DSM and Evonik Industries are setting up a joint venture to make omega-3 fatty acids from natural marine algae for use in fish feed and pet food.

The venture, called Veramaris, will spend $200 million to build an omega-3 fatty acid facility at an existing Evonik site in the U.S. that will go on-stream in 2019. The firms have already made pilot-scale quantities of the oil at DSM’s facility in Kingstree, S.C.

The new plant will turn out a “highly concentrated algal oil,” the partners say, using algae production expertise from DSM and industrial-scale fermentation know-how from Evonik.

Omega-3 fatty acids are a family of polyunsaturated fats that include eicosapentaenoic acid (EPA) and docosahexaenoic acid (DHA).

Initial output from the planned facility will meet about 15% of the farmed salmon industry’s demand for EPA and DHA, the two firms say.
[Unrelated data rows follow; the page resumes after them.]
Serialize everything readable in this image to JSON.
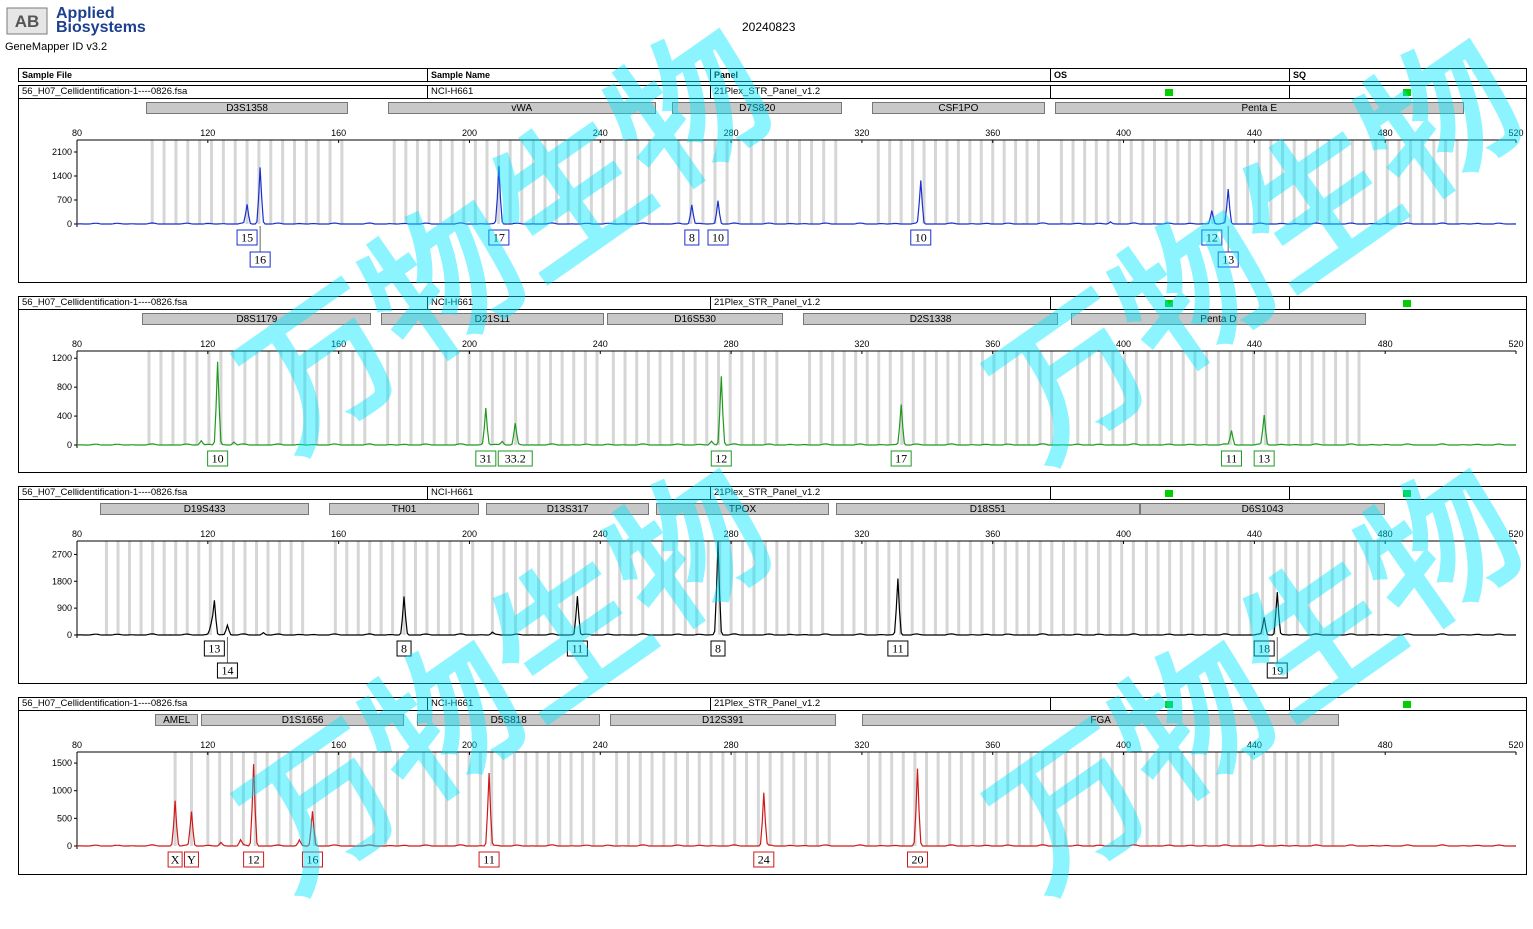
{
  "header": {
    "logo": "AB",
    "brand": "Applied Biosystems",
    "brand_line1": "Applied",
    "brand_line2": "Biosystems",
    "app": "GeneMapper ID v3.2",
    "date": "20240823"
  },
  "columns": {
    "sample_file": "Sample File",
    "sample_name": "Sample Name",
    "panel": "Panel",
    "os": "OS",
    "sq": "SQ"
  },
  "watermark": "万物生物",
  "x_ticks": [
    80,
    120,
    160,
    200,
    240,
    280,
    320,
    360,
    400,
    440,
    480,
    520
  ],
  "colors": {
    "blue": "#1a2fd0",
    "green": "#1f9a1f",
    "black": "#000000",
    "red": "#d01818",
    "status_ok": "#00d000",
    "bin": "#d6d6d6"
  },
  "chart_data": [
    {
      "type": "line",
      "dye": "blue",
      "sample_file": "56_H07_Cellidentification-1----0826.fsa",
      "sample_name": "NCI-H661",
      "panel": "21Plex_STR_Panel_v1.2",
      "y_ticks": [
        "2100",
        "1400",
        "700",
        "0"
      ],
      "y_values": [
        2100,
        1400,
        700,
        0
      ],
      "ylim": [
        0,
        2450
      ],
      "xlim": [
        80,
        520
      ],
      "markers": [
        {
          "name": "D3S1358",
          "start": 101,
          "end": 163
        },
        {
          "name": "vWA",
          "start": 175,
          "end": 257
        },
        {
          "name": "D7S820",
          "start": 262,
          "end": 314
        },
        {
          "name": "CSF1PO",
          "start": 323,
          "end": 376
        },
        {
          "name": "Penta E",
          "start": 379,
          "end": 504
        }
      ],
      "peaks": [
        {
          "size": 132,
          "height": 560,
          "label": "15",
          "row": 0
        },
        {
          "size": 136,
          "height": 1650,
          "label": "16",
          "row": 1
        },
        {
          "size": 209,
          "height": 1680,
          "label": "17",
          "row": 0
        },
        {
          "size": 268,
          "height": 560,
          "label": "8",
          "row": 0
        },
        {
          "size": 276,
          "height": 680,
          "label": "10",
          "row": 0
        },
        {
          "size": 338,
          "height": 1260,
          "label": "10",
          "row": 0
        },
        {
          "size": 396,
          "height": 60,
          "label": null,
          "row": 0
        },
        {
          "size": 427,
          "height": 390,
          "label": "12",
          "row": 0
        },
        {
          "size": 432,
          "height": 1000,
          "label": "13",
          "row": 1
        }
      ]
    },
    {
      "type": "line",
      "dye": "green",
      "sample_file": "56_H07_Cellidentification-1----0826.fsa",
      "sample_name": "NCI-H661",
      "panel": "21Plex_STR_Panel_v1.2",
      "y_ticks": [
        "1200",
        "800",
        "400",
        "0"
      ],
      "y_values": [
        1200,
        800,
        400,
        0
      ],
      "ylim": [
        0,
        1300
      ],
      "xlim": [
        80,
        520
      ],
      "markers": [
        {
          "name": "D8S1179",
          "start": 100,
          "end": 170
        },
        {
          "name": "D21S11",
          "start": 173,
          "end": 241
        },
        {
          "name": "D16S530",
          "start": 242,
          "end": 296
        },
        {
          "name": "D2S1338",
          "start": 302,
          "end": 380
        },
        {
          "name": "Penta D",
          "start": 384,
          "end": 474
        }
      ],
      "peaks": [
        {
          "size": 118,
          "height": 60,
          "label": null,
          "row": 0
        },
        {
          "size": 123,
          "height": 1150,
          "label": "10",
          "row": 0
        },
        {
          "size": 128,
          "height": 40,
          "label": null,
          "row": 0
        },
        {
          "size": 205,
          "height": 510,
          "label": "31",
          "row": 0
        },
        {
          "size": 210,
          "height": 50,
          "label": null,
          "row": 0
        },
        {
          "size": 214,
          "height": 290,
          "label": "33.2",
          "row": 0
        },
        {
          "size": 274,
          "height": 50,
          "label": null,
          "row": 0
        },
        {
          "size": 277,
          "height": 950,
          "label": "12",
          "row": 0
        },
        {
          "size": 332,
          "height": 560,
          "label": "17",
          "row": 0
        },
        {
          "size": 433,
          "height": 200,
          "label": "11",
          "row": 0
        },
        {
          "size": 443,
          "height": 410,
          "label": "13",
          "row": 0
        }
      ]
    },
    {
      "type": "line",
      "dye": "black",
      "sample_file": "56_H07_Cellidentification-1----0826.fsa",
      "sample_name": "NCI-H661",
      "panel": "21Plex_STR_Panel_v1.2",
      "y_ticks": [
        "2700",
        "1800",
        "900",
        "0"
      ],
      "y_values": [
        2700,
        1800,
        900,
        0
      ],
      "ylim": [
        0,
        3150
      ],
      "xlim": [
        80,
        520
      ],
      "markers": [
        {
          "name": "D19S433",
          "start": 87,
          "end": 151
        },
        {
          "name": "TH01",
          "start": 157,
          "end": 203
        },
        {
          "name": "D13S317",
          "start": 205,
          "end": 255
        },
        {
          "name": "TPOX",
          "start": 257,
          "end": 310
        },
        {
          "name": "D18S51",
          "start": 312,
          "end": 405
        },
        {
          "name": "D6S1043",
          "start": 405,
          "end": 480
        }
      ],
      "peaks": [
        {
          "size": 121,
          "height": 330,
          "label": null,
          "row": 0
        },
        {
          "size": 122,
          "height": 1150,
          "label": "13",
          "row": 0
        },
        {
          "size": 126,
          "height": 330,
          "label": "14",
          "row": 1
        },
        {
          "size": 137,
          "height": 80,
          "label": null,
          "row": 0
        },
        {
          "size": 180,
          "height": 1270,
          "label": "8",
          "row": 0
        },
        {
          "size": 207,
          "height": 80,
          "label": null,
          "row": 0
        },
        {
          "size": 233,
          "height": 1300,
          "label": "11",
          "row": 0
        },
        {
          "size": 276,
          "height": 3150,
          "label": "8",
          "row": 0
        },
        {
          "size": 331,
          "height": 1880,
          "label": "11",
          "row": 0
        },
        {
          "size": 443,
          "height": 580,
          "label": "18",
          "row": 0
        },
        {
          "size": 447,
          "height": 1430,
          "label": "19",
          "row": 1
        }
      ]
    },
    {
      "type": "line",
      "dye": "red",
      "sample_file": "56_H07_Cellidentification-1----0826.fsa",
      "sample_name": "NCI-H661",
      "panel": "21Plex_STR_Panel_v1.2",
      "y_ticks": [
        "1500",
        "1000",
        "500",
        "0"
      ],
      "y_values": [
        1500,
        1000,
        500,
        0
      ],
      "ylim": [
        0,
        1700
      ],
      "xlim": [
        80,
        520
      ],
      "markers": [
        {
          "name": "AMEL",
          "start": 104,
          "end": 117
        },
        {
          "name": "D1S1656",
          "start": 118,
          "end": 180
        },
        {
          "name": "D5S818",
          "start": 184,
          "end": 240
        },
        {
          "name": "D12S391",
          "start": 243,
          "end": 312
        },
        {
          "name": "FGA",
          "start": 320,
          "end": 466
        }
      ],
      "peaks": [
        {
          "size": 110,
          "height": 820,
          "label": "X",
          "row": 0
        },
        {
          "size": 115,
          "height": 620,
          "label": "Y",
          "row": 0
        },
        {
          "size": 124,
          "height": 60,
          "label": null,
          "row": 0
        },
        {
          "size": 130,
          "height": 100,
          "label": null,
          "row": 0
        },
        {
          "size": 134,
          "height": 1480,
          "label": "12",
          "row": 0
        },
        {
          "size": 148,
          "height": 100,
          "label": null,
          "row": 0
        },
        {
          "size": 152,
          "height": 620,
          "label": "16",
          "row": 0
        },
        {
          "size": 206,
          "height": 1320,
          "label": "11",
          "row": 0
        },
        {
          "size": 290,
          "height": 960,
          "label": "24",
          "row": 0
        },
        {
          "size": 337,
          "height": 1380,
          "label": "20",
          "row": 0
        }
      ]
    }
  ]
}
Fish use omega-3 for metabolic functions and as a cellular membrane component.

Most of the omega-3s used by the aquaculture industry today come from harvested wild fish such as sardines. A number of companies have developed alternative sources of protein for farmed fish, but finding an alternative source of omega-3s has proven difficult until now, the partners say.

DSM and Evonik have had a joint technology development agreement since July 2015. Both companies say they achieved positive results in product development while “extensively working with the entire value chain, including fish feed producers, fish farmers, and retailers.”